Having Brett has had the same effect on Bob. One day one of his customers mentioned his wife was waiting in the the car with their mentally impaired grown daughter. Bob encouraged him to bring them in. The daughter was non-verbal, just sitting there, letting out a few whoops now and then.

Bob said when he looked at her he was overwhelmed with love for her and impulsively told her parents he loved them. I cracked up when he told me the story. They sat in stunned silence...who expects their car salesman to tell them he loves them?

After they had signed all the paperwork and left, the man returned to the showroom, hugged Bob and told him he loved him, too.

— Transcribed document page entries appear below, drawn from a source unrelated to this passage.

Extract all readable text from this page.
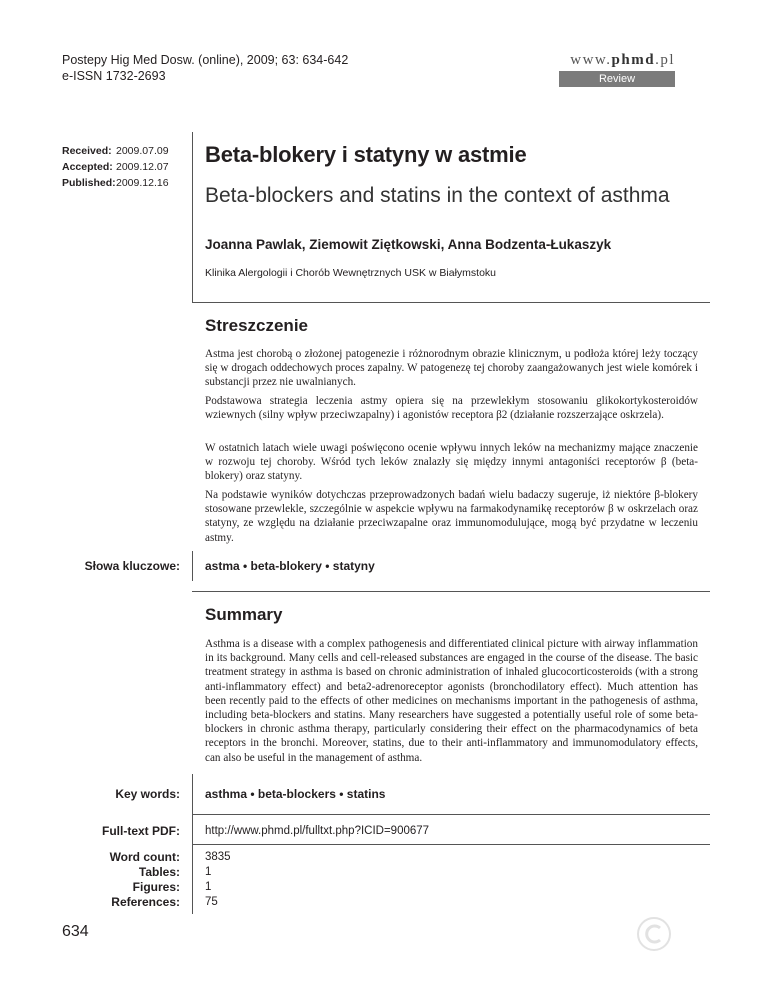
Postepy Hig Med Dosw. (online), 2009; 63: 634-642
e-ISSN 1732-2693
www.phmd.pl
Review
Received: 2009.07.09
Accepted: 2009.12.07
Published:2009.12.16
Beta-blokery i statyny w astmie
Beta-blockers and statins in the context of asthma
Joanna Pawlak, Ziemowit Ziętkowski, Anna Bodzenta-Łukaszyk
Klinika Alergologii i Chorób Wewnętrznych USK w Białymstoku
Streszczenie
Astma jest chorobą o złożonej patogenezie i różnorodnym obrazie klinicznym, u podłoża której leży toczący się w drogach oddechowych proces zapalny. W patogenezę tej choroby zaangażowanych jest wiele komórek i substancji przez nie uwalnianych.
Podstawowa strategia leczenia astmy opiera się na przewlekłym stosowaniu glikokortykosteroidów wziewnych (silny wpływ przeciwzapalny) i agonistów receptora β2 (działanie rozszerzające oskrzela).
W ostatnich latach wiele uwagi poświęcono ocenie wpływu innych leków na mechanizmy mające znaczenie w rozwoju tej choroby. Wśród tych leków znalazły się między innymi antagoniści receptorów β (beta-blokery) oraz statyny.
Na podstawie wyników dotychczas przeprowadzonych badań wielu badaczy sugeruje, iż niektóre β-blokery stosowane przewlekle, szczególnie w aspekcie wpływu na farmakodynamikę receptorów β w oskrzelach oraz statyny, ze względu na działanie przeciwzapalne oraz immunomodulujące, mogą być przydatne w leczeniu astmy.
Słowa kluczowe: astma • beta-blokery • statyny
Summary
Asthma is a disease with a complex pathogenesis and differentiated clinical picture with airway inflammation in its background. Many cells and cell-released substances are engaged in the course of the disease. The basic treatment strategy in asthma is based on chronic administration of inhaled glucocorticosteroids (with a strong anti-inflammatory effect) and beta2-adrenoreceptor agonists (bronchodilatory effect). Much attention has been recently paid to the effects of other medicines on mechanisms important in the pathogenesis of asthma, including beta-blockers and statins. Many researchers have suggested a potentially useful role of some beta-blockers in chronic asthma therapy, particularly considering their effect on the pharmacodynamics of beta receptors in the bronchi. Moreover, statins, due to their anti-inflammatory and immunomodulatory effects, can also be useful in the management of asthma.
Key words: asthma • beta-blockers • statins
Full-text PDF: http://www.phmd.pl/fulltxt.php?ICID=900677
Word count:
Tables:
Figures:
References:
3835
1
1
75
634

I love that story. I love that through loving and caring for Brett, God changed us, our perspective and our hearts.

Today is Brett's 14th birthday, a day that normally brings me down. But today, for the first time, I can appreciate his birthday being smack dab in the middle of the season of Thanksgiving. After all, there's nothing quite as effective as gratitude for banishing the blues.

Friday, October 21, 2016

Sometimes we have passengers who may need a little extra assistance, perhaps someone blind, deaf or elderly.

I was once asked to help a down syndrome adult to his seat. As it turned out he was plenty capable of finding his own seat. I think he fancied himself a dapper business man, traveling like any other business man. He wore horn-rimmed glasses, a polo dress shirt buttoned to the top, khaki's and penny loafers. He carried an old-fashioned, hard-sided briefcase just like one my dad used to have. After he proudly found his seat, he sat down and plopped his briefcase on his lap. He officially snapped it open to reveal one lone item: a Nintendo Game Boy.

I couldn't help but smile, and I couldn't help but wish my third child was Down Syndrome. My own beautiful little boy is blind, severely mentally and physically impaired, and will never walk or talk or respond to us in any way.  If God was going to give me a special needs child, why couldn't He have given me someone like this? Someone happy, enthusiastic and, most of all, responsive?

I've learned how debilitating it is to compare, knowing it usually leads to a loss of contentment. It takes my eyes off of all the things for which I am thankful, and an ungrateful heart is a joy killer.

Many people experience shattered dreams, but Brett isn't just a shattered dream. He is an integral part of a larger story. God used Brett's part in our story to strengthen our marriage and deepen our dependence on Him.

Pain is an inevitable part of life. Without pain how would we know joy? Even those who seem to have it all in this life, have a nagging feeling there is something more, because God set eternity in our hearts. (Ecc. 3:11) As Christians we know this world is not all there is, we know Jesus is preparing a place for us where there will be no more tears, sorrow or death.

But here on earth, stories are being played out and some roles are undeniably more difficult than others. There is no doubt in my mind Brett is perfectly fulfilling the exact role he was created for, not only in our story but in the stories of others as well.